Connect a bluetooth remote to said phone/camera, and tuck it under your big toe :) I'm not kidding. All hands (and feet) on deck.
02 - Shoot
...and shoot and shoot and shoot. For this particular project, I moved the needle or yarn just an inch or so each time, which resulted in 168 frames. In another Instagram video I recently shot, I moved considerably each time and only used around 50 frames. There is no wrong way to do it, just different final effects.
And so on...
03 - Edit
I prefer to edit my images in VSCO first before assembling the video. You can of course apply a visual effect/filter to the entire video in most editing programs, but there's no guarantee it'll match your feed (hollering at all the perfectionists in the house). *Note that the above photos were already edited so you can more clearly see what's happening. Below you can see before + after. #thankyouVSCO
04 - Assemble
Bring all your images together in movie editing software. I use Adobe Premiere Pro. There are cheaper options out there, so don't reach for your purse before doing some research. There is an app called flipagram which will also work, you'll just be limited on some of your editing options. But free is always a great place to start. (There's a high chance you'll decide that all the work that goes into a cute little stop motion, is just not worth the cuteness. I literally hit that wall every time I make one and swear I'll never make one again. Until the next time of course).
- The entire video is cropped to a 4:5 ratio.
- I assign each image to play for 00:04 seconds.

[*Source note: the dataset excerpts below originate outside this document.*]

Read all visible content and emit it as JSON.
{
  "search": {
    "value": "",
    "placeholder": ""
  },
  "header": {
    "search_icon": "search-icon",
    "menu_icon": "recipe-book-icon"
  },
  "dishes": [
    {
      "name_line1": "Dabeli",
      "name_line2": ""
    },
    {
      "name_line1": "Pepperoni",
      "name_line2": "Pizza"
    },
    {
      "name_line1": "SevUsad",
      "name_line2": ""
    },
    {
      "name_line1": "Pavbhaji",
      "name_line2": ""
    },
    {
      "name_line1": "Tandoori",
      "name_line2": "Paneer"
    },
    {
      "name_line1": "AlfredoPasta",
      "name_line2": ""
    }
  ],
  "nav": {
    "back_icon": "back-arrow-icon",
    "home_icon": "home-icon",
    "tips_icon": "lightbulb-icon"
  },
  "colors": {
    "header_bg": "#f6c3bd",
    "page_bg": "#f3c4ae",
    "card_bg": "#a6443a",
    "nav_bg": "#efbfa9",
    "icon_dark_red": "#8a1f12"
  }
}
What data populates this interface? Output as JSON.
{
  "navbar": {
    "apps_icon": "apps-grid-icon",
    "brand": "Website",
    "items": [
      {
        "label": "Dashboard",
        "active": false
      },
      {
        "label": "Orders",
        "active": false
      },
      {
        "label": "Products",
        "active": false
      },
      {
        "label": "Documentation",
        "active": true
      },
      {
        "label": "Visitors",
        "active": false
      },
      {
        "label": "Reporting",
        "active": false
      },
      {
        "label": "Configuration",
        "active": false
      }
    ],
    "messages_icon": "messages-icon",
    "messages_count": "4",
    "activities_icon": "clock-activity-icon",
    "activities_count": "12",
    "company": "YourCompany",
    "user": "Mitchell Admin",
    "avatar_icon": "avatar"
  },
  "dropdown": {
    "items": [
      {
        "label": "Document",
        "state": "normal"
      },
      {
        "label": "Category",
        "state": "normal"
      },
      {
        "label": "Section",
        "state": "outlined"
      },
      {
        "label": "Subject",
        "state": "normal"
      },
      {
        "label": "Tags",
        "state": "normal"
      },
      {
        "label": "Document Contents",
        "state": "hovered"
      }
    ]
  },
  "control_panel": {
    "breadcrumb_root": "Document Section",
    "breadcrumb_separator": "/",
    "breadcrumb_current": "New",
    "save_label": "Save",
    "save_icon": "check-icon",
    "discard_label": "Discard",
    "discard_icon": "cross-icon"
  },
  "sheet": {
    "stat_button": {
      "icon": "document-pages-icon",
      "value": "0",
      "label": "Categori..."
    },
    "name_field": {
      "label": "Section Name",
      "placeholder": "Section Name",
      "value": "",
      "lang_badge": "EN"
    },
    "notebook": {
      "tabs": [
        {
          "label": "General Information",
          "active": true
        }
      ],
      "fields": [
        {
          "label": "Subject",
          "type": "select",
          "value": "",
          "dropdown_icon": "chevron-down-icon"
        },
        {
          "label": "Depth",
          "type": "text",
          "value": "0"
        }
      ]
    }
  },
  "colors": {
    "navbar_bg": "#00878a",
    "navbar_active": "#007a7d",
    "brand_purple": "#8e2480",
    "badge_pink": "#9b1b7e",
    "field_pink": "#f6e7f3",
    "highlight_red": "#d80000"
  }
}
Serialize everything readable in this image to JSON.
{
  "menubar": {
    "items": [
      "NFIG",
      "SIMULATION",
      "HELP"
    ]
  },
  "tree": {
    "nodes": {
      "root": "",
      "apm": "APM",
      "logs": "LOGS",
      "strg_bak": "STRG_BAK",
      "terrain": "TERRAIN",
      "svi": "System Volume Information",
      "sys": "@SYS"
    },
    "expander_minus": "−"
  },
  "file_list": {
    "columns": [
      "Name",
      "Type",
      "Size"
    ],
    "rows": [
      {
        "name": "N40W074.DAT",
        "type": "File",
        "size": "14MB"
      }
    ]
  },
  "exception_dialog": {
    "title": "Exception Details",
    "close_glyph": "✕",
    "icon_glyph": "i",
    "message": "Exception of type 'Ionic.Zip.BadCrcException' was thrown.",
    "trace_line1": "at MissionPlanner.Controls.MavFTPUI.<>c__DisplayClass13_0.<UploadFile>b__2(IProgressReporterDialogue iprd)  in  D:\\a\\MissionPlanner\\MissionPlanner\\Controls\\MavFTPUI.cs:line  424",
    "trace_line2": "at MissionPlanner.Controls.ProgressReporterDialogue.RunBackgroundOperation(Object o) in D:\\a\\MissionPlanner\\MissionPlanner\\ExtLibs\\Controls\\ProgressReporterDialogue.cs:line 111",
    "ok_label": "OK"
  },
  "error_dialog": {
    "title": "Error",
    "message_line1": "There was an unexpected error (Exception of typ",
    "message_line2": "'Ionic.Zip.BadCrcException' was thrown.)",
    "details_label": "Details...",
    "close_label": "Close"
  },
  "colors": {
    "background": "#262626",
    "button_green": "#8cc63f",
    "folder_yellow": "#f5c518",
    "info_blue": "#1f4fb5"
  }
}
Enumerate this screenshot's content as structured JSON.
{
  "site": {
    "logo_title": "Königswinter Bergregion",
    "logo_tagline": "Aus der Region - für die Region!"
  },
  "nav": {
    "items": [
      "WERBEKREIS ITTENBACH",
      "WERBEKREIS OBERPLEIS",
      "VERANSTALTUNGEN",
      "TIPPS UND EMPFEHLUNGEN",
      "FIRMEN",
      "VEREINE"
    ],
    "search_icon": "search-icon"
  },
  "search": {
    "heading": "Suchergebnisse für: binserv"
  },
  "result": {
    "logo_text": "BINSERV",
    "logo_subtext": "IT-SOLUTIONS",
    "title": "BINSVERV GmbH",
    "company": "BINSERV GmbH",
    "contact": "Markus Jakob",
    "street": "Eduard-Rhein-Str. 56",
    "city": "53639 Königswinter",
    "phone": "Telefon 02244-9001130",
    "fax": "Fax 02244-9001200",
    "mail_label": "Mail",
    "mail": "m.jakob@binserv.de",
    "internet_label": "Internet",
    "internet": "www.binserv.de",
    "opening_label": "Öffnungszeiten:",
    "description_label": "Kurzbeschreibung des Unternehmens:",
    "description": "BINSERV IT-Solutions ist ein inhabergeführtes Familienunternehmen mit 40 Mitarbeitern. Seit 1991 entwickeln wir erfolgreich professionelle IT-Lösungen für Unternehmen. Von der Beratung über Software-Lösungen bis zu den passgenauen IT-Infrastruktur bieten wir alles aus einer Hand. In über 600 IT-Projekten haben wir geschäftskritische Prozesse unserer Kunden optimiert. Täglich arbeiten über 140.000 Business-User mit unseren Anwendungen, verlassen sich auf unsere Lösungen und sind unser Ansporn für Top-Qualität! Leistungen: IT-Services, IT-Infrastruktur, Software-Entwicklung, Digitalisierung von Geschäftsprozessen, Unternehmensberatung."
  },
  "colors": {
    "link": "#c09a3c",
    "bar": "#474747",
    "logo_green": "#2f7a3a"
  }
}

- I grab public domain music (do not grab your favorite song, even if you rightly purchased it. Insta will pull your post for copyright infringement).
- Export as H.264 format
05 - Upload to Insta
No special tricks here. I do recommend spending a wee bit of time to pick the perfect cover photo rather than using the default. You're looking for something that both matches your feed, and inspires a bit of interest. You've only got a couple seconds to capture your followers attention, so don't waste it on a dull moment from your video.
06 - Be kind to yourself
Video making is exponentially harder than shooting a cozy "candid" (I'm literally air quoting that one as I type this because well, errr, Instagram is hardly known for being candid anymore). You'll inevitably make mistakes as you attempt to bridge the chasm that lies between your idea and your execution. So don't be discouraged if your first one doesn't land on the moon. Be kind to yourself for trying something new, and taking the path less traveled.